Healing in His Wings by Ariel Tachna
Publisher: Dreamspinner Press
Length: Short Story (123 pgs)
Other: M/M, anal sex
Rating: 3.5 cherries
Reviewed by Phlox
When the Starfire is struck by a mysterious and deadly plague, the captain and crew have no choice but to throw themselves on the mercy of the healers of a nearby, uncharted planet. First Officer Ryan Nelson accompanies the sickest patients to the planet’s surface, where he is put under the supervision of Juo-ta-ri, an apprentice to one of the healers who is helping the crew. The two have barely begun to explore the chemistry between them when Ryan’s body betrays him and he falls ill as well. Now it’s a race against time to see if Juo can bring the fever down before Ryan’s hallucinations kill him.
A beautiful, gentle male who wraps you in his wings as medical intervention – if only every procedure could be like this. Healing in His Wings is, I believe, Ms. Tachna’s first foray into Sci-Fi Romance and it is a sweet and soft one. There are no blasters here, no space pirates, no desperate interstellar runs to outrace whatever needs to be, no warlords, no violence of any kind. It’s almost hushed in tone, so the reader can hear the rustling of those beautiful wings.
From a romance standpoint, it is a touching story of two hearts finding each other despite the long odds of hailing from a galaxy apart. Ryan comes to the planet with a badly wounded heart and a ship full of mortally ill shipmates. Juo-ta, restless and curious, and not quite certain why, doesn’t realize how lonely he has been until the alien ship arrives. Their slow, careful courtship is a lovely dance until Ryan falls ill as well, and then it takes on a desperate poignancy.
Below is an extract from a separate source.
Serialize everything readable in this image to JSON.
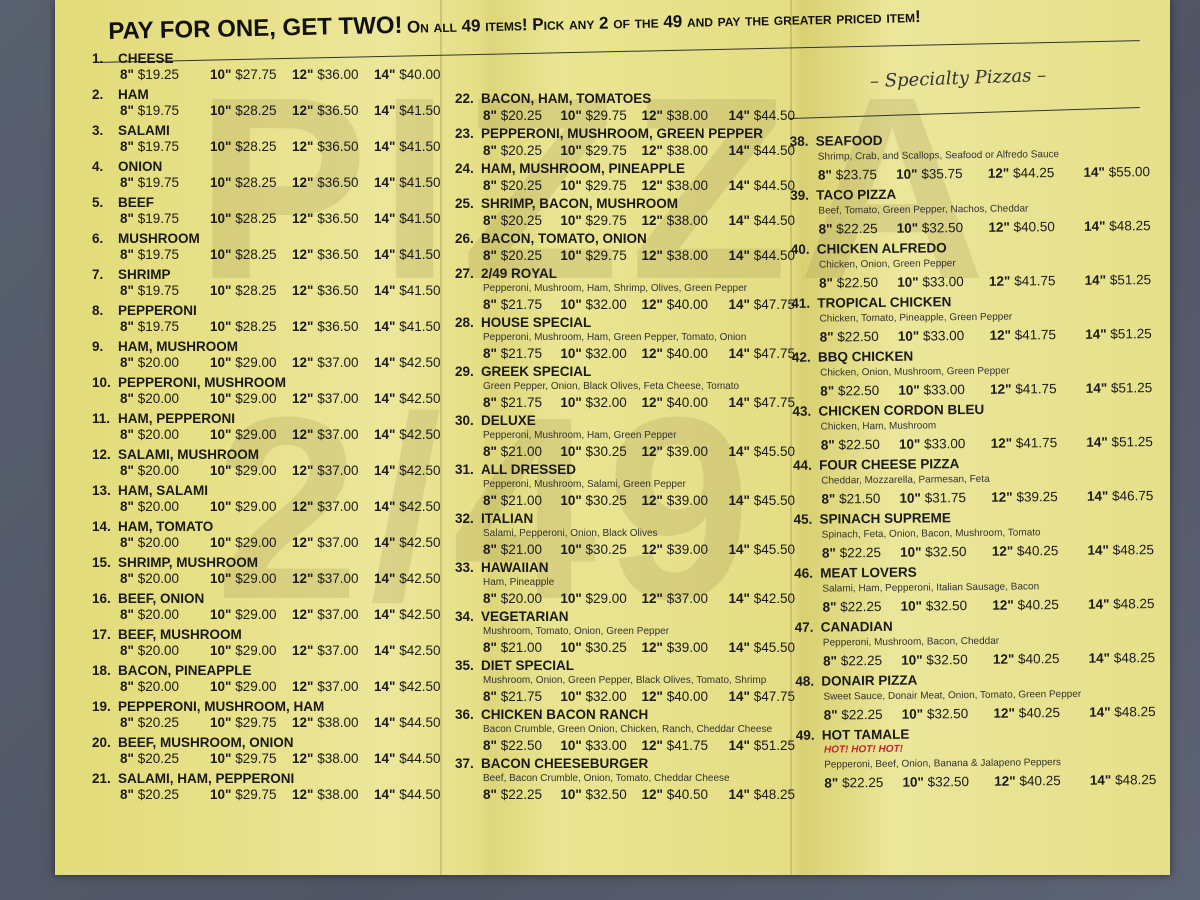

While this is truly Space Opera, a story with the trappings of Science Fiction but without the science-driven plot, I do feel that the Sci-Fi portion of the story falls a little short. It was difficult to get a good read on the alien culture and, perhaps, some more time could have been spent in the background constructing a culture less familiar to us. I saw too many Earth-like objects and reactions for a non-human culture (beds and showers, hospitals and restaurants with menus, and so on.) We never see family or social structures on this planet, never know if Juo-ta has parents or how he feels about them. The alien biology is a little sketchy as well, with Petari males identical to human males in every anatomical detail except the wings. Aside from the xenology aspects, some consideration of disease vectors and processes would have made the plot more convincing and complete. I became stuck on the fact that the crew contracts this virus off planet in some unknown way, but the virus seems to be native to a planet they have never visited previously and where the natives don’t engage in interplanetary exploration or trade. Space Opera or not, these things can be quite distracting for an avid SF reader.
On the whole, though, this is a charming read, a good break from high-stakes drama and convoluted plots. Distilled to its basic essence, this is a story of two hearts discovering each other and learning that love is possible even across the greatest divide. And, honestly, isn’t that the very heart of romance?